Dans un communiqué publié le 2 juin 2026, le ministre des Mines, Louis Watum Kabamba, a ordonné la suspension « à titre conservatoire » de toutes les activités minières menées dans les zones contiguës au Parc national de la Maiko, dans l’est de la République démocratique du Congo. La mesure vise les permis de recherche n°16591 et n°16594, détenus respectivement par Stone Mining SARLU et Xin Hong Kuan Ye SARL.
La décision fait suite à une correspondance de l’Institut congolais pour la conservation de la nature (ICCN) adressée le 17 avril 2026 à la ministre de l’Environnement, qui a déclenché des échanges entre les services techniques des deux ministères.
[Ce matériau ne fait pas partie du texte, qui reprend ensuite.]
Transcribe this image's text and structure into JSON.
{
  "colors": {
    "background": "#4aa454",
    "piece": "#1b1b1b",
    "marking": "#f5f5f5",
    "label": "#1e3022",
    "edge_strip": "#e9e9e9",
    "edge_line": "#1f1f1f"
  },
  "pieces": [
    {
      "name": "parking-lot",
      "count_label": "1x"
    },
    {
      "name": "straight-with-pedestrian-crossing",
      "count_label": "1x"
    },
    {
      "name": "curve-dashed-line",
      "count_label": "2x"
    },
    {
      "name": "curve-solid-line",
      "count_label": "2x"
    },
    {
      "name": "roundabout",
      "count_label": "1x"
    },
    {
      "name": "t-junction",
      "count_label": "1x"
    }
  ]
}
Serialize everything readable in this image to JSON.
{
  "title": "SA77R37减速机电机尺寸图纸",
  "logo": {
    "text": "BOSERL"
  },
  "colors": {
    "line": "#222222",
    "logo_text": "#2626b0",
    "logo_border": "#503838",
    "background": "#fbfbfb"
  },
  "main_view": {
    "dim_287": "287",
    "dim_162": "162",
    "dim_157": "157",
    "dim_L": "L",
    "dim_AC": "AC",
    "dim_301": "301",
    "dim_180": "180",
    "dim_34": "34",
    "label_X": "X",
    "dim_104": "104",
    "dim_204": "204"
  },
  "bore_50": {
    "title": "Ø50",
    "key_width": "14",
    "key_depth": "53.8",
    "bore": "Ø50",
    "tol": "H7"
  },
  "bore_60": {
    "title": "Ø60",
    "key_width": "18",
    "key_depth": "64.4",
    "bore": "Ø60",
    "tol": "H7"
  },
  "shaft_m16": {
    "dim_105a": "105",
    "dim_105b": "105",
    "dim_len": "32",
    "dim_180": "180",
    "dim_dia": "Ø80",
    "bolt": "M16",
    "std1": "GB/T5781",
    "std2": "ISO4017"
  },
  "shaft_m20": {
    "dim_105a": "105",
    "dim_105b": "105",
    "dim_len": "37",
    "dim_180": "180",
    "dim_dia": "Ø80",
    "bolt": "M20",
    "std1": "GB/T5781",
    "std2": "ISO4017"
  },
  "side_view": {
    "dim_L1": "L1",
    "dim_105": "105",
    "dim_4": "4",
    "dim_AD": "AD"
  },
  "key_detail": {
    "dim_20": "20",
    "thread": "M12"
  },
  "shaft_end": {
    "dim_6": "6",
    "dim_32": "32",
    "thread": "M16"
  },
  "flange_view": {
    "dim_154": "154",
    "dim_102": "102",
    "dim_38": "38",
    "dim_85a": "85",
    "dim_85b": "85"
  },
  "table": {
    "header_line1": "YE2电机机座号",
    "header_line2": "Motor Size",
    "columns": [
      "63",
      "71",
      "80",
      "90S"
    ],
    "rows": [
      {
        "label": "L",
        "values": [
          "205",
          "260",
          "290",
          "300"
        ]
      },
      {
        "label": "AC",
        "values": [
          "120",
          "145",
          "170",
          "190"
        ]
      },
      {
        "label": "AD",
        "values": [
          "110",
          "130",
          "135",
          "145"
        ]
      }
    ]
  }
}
Trois constats motivent la sanction. Le premier porte sur un usage « abusif » des titres : alors que ces sociétés ne disposent que de permis de recherche, elles se seraient livrées à de l’exploitation minière, en violation des articles 50 bis et 203 du Code minier et de l’article 110 du Règlement minier. Le deuxième concerne la transgression de l’article 25 de la loi n°14/003 du 11 février 2014 sur la conservation de la nature — telle que modifiée par la loi n°24/020 du 30 décembre 2024 — qui interdit toute activité incompatible avec la conservation à l’intérieur des aires protégées. Le troisième, enfin, vise selon le ministère l’« intrusion d’individus armés non autrement identifiés » dans les périmètres concernés.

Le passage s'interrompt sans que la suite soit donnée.